Diana Prince, better known as Wonder Woman, returns to the big screen in Warner Bros. Wonder Woman 1984. Directed once again by Patty Jenkins, the sequel opens up with an exciting sequence where a young Diana (Lilly Aspell) competes in a multi-stage athletic competition on Themyscira against older Amazons.
We soon jump to 1984 Washington, D.C., where we find Diana (Gal Gadot), the warrior, Amazon Princess, and immortal demigoddess living. Still holding on to memories and grieving for Steve Trever (Chris Pine), Diana doesn't really have a social life and spends her days working as a senior anthropologist at the Smithsonian Institute specializing in the culture of ancient Mediterranean civilizations. If needed, Diana will jump into action as Wonder Woman to take down the occasional evil-doer, including thieves who steal an artifact known as the Dreamstone.

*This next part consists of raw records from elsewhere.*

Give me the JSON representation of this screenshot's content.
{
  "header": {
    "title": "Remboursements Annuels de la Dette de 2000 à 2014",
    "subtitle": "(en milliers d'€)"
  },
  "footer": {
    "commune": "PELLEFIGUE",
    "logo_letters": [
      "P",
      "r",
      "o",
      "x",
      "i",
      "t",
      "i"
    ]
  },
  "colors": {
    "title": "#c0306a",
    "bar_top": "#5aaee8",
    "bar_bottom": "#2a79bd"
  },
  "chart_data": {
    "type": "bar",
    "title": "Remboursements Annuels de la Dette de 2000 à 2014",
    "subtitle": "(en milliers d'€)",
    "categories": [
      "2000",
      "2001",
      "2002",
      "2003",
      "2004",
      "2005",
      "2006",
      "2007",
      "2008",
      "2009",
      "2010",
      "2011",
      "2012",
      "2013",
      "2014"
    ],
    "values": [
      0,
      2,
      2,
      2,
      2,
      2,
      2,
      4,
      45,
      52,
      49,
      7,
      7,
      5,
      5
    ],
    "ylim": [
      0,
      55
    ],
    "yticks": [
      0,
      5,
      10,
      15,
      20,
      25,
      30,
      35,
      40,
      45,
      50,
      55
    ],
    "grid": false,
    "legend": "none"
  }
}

Before long, Diana meets her new co-worker, the meek Barbara (Kristen Wig), who has been given the task of researching the Dreamstone. Diana and Barbara don't know that evil businessman Maxwell Lord (Pedro Pascal) knows the power of the stone. You see, the Dreamatone is a powerful item that allows the wielder to see dreams and bringing them into reality, along with reshaping reality itself. Both Diana and Barbara unknowingly use the stone to fulfill their own desires. Diana wishes for her deceased lover, Steve Trevor, to return, and while I won't reveal how he fully does, but the angle works.
Barbara wishes to become strong and beautiful, like Diana. During a gala night at the Smithsonian, Maxwell manipulates Barbara to acquire the stone. He wishes to become the embodiment of the stone. He gains its power to grant wishes while also able to take whatever he desires in return. When Steve & Diana realize what Maxwell has done, they set up out to stop him. However, the new and improved Barbara won't give up her newfound beauty and strength and teams with Maxwell to ensure things stay the same.
Wonder Woman finally graced the big screen in 2017, after years of being stuck in development hell. Patty Jenkins, who directed Charlize Theron back in 2003's Monster, was a great choice to kick start the Wonder Woman franchise on the big screen. Gal Gadot, who brought the character to life for the first time in 2016's Batman v Superman: Dawn of Justice, was also the right choice, in my opinion. She displays not only beauty but great athleticism, as shown in the Fast & Furious franchise.
For the sequel, director Patty Jenkins & her star somewhat go the stand-alone sequel route instead of a direct sequel. I didn't find an issue with this, as I'm sure at some point in the D.C. cinematic universe, everything will connect. Gal Gadot is still good in the role, and Jenkins can still direct an action sequence. One of the film's highlights occurs in Alexandria, VA's Landmark Mall, one of the first malls I visited when I moved to the area.
Chris Pine brings his usual All American movie star persona to Steve once again and has great chemistry with Gal. There's a great scene with Wonder Woman's mode of transportation, and Steve's reaction to it is my favorite moment of the film. However, per the usual, the villains steal the movie. Known primarily for her comedic work, Wig is having a ball portraying a bad guy. At the same time, Pascal continues his booming trend of bad guy performances while avoiding overplaying the role.
While I did generally enjoy the film, I must point out the bad. Clocking in at 2 ½ hours, Wonder Woman 1984 is overlong when it doesn't need to be. I respect Jenkins's storytelling style and her love of the character, but she could have trimmed off a ½ hour of the film for a tighter pace. Action junkies will also be disappointed as there isn't a ton of action. Still, in hindsight, I don't feel like that's the story that Patty Jenkins wanted to tell. Instead, she chose to focus on the drama aspect and love story angle.
I also noticed the tonal shift in the film, and for me, it appears that the studio and director couldn't agree, so they made a compromise that doesn't mix well. The first half of Wonder Woman 84 is a throwback to popcorn movies of the eighties, then the second half is more drama focused until the big climax.
Nevertheless, while Wonder Woman 1984 isn't as strong as the first film, I look forward to the next adventure with director Patty Jenkins and star Gal Gadot.
Final Grade B-
Wonder Woman 1984 is streaming exclusively on HBO MAX and showing in theaters as well.